惜しまれつつ撤去された新潟駅前の名物看板「吉乃川」跡地に新たな構想⁉︎
1548(天文17)年創業の、新潟県を代表する蔵元のひとつ・吉乃川株式会社(長岡市摂田屋)。長岡市の企業だが、JR新潟駅から万代方面へ向かう流作場五差路にあった吉乃川の巨大な看板が1996年に設置され、新潟市民にとっても親しみが深い。
それが撤去されるという情報が飛び交ったのが、2020年1月。同社の公式ツイッターで発表されると瞬く間に拡散し、写真を撮ってアップする人が続出したのだ。「当たり前のようにあった物がなくなるのは寂しい」「帰省してこの看板を見ると、新潟に帰ってきたと実感できた」など、SNSには撤去を惜しむ声が相次いだ。
撤去の理由は老朽化と言われていたが、実はもう一つ、看板の後ろにホテルとマンションの建設が決定したことによるものだった。
看板は撤去され、街の風景が変わりつつある今、先日再びその看板がSNSにアップされたのだ。
吉乃川株式会社の代表取締役・峰政祐己氏の投稿によると、看板があった場所は現在も同社の所有地で、この場所に「Sake Bar」を作ろうと計画中だという。詳細を聞くべく、峰政氏に話を聞いた。

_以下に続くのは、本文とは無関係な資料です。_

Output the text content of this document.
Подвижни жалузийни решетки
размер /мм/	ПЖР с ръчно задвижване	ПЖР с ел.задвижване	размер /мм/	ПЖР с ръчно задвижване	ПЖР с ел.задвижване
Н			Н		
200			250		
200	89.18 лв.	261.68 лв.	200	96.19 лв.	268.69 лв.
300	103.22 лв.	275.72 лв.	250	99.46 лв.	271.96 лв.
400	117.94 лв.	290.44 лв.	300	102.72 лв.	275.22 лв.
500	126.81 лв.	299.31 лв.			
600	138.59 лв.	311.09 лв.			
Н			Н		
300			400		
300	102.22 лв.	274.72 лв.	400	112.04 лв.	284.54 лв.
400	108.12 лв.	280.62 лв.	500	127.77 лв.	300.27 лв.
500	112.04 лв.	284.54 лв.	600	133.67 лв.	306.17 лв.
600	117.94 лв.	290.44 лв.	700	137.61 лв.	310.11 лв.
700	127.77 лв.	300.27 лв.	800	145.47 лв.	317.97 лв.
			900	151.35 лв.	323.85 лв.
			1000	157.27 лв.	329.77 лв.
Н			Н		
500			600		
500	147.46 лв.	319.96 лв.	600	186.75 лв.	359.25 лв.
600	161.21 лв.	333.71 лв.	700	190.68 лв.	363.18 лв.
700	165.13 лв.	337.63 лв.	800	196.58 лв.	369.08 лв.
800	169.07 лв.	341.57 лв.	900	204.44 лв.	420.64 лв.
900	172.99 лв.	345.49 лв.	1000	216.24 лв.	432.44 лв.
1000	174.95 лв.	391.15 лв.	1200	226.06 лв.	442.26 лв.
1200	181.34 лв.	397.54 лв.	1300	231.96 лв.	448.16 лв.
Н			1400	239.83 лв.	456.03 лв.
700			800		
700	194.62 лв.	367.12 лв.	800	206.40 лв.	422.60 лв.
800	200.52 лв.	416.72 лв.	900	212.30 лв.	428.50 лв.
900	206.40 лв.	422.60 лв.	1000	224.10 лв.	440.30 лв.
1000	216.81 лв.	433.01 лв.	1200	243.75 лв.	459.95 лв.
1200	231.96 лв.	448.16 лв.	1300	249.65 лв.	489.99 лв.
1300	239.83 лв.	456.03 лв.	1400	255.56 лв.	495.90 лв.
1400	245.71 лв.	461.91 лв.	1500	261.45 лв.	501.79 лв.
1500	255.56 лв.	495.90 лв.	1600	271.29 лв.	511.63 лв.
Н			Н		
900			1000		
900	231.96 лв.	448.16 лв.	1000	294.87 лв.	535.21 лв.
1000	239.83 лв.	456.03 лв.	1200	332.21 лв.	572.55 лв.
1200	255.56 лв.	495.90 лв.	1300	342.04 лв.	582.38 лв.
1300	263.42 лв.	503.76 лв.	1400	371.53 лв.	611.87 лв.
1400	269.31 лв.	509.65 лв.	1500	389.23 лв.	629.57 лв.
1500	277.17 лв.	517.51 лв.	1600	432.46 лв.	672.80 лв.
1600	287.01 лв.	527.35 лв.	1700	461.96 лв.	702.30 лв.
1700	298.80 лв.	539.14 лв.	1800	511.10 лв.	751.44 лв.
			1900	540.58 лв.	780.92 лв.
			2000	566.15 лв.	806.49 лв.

「ツイッターに書いたとおり、あの場所は当社の所有地で、現在ホテル建設工事のため貸し出し中という状況です。コロナ禍前の2019年10月、長岡市摂田屋の本社敷地内に『醸蔵(じょうぐら)』という酒ミュージアムをオープンしました。そのころ看板撤去は決定していて、跡地の活用案をホテル側からいただいていましたが、コロナ禍となり計画はストップ。それが再開した形です」と経緯を説明してくれた。
看板跡地に「醸蔵」のようなSakebarを作る計画は確かにあるという。現在は構想中の段階で、建設等の日程は未定だ。
しかし、峰政氏の頭の中にはさまざまなビジョンが浮かんでいる。「私には長年感じている出張時の課題がありまして。出張へ行くと仕事が16時ころ終わってしまうことが多いんです。そこで、飲みに行こう!と思っても、大抵の店は17時半ころのオープンで、時間と体を持て余してしまうんですよね。看板跡地に作る予定のSakeBarは、新潟駅から近くビジネスマンにとっても好立地。それなら0次会を楽しんでいただく場にできたらと考えています。吉乃川を取り扱っているお店が周辺にたくさんあるので、お客様の希望を聞いてお店を紹介することもできるでしょう。普段飲めない生酒など特別なお酒もご用意して、それを持ち込めるお店を紹介しても喜んでいただけるかなと思っています」と峰政氏。
同社では2020年、クラフトビール「摂田屋クラフト」を発売した。現在は長岡市内の酒店と飲食店のみでの提供となっていて、新潟市でも取り扱ってほしいという声が峰政氏のもとに多く届いている。「摂田屋クラフトを飲める店を新潟市に作ることで、そういった声にお応えしたいですね」(峰政氏)
あの看板はなくなったが、同じ場所に吉乃川が復活する。その日を楽しみに、続報を待ちたい。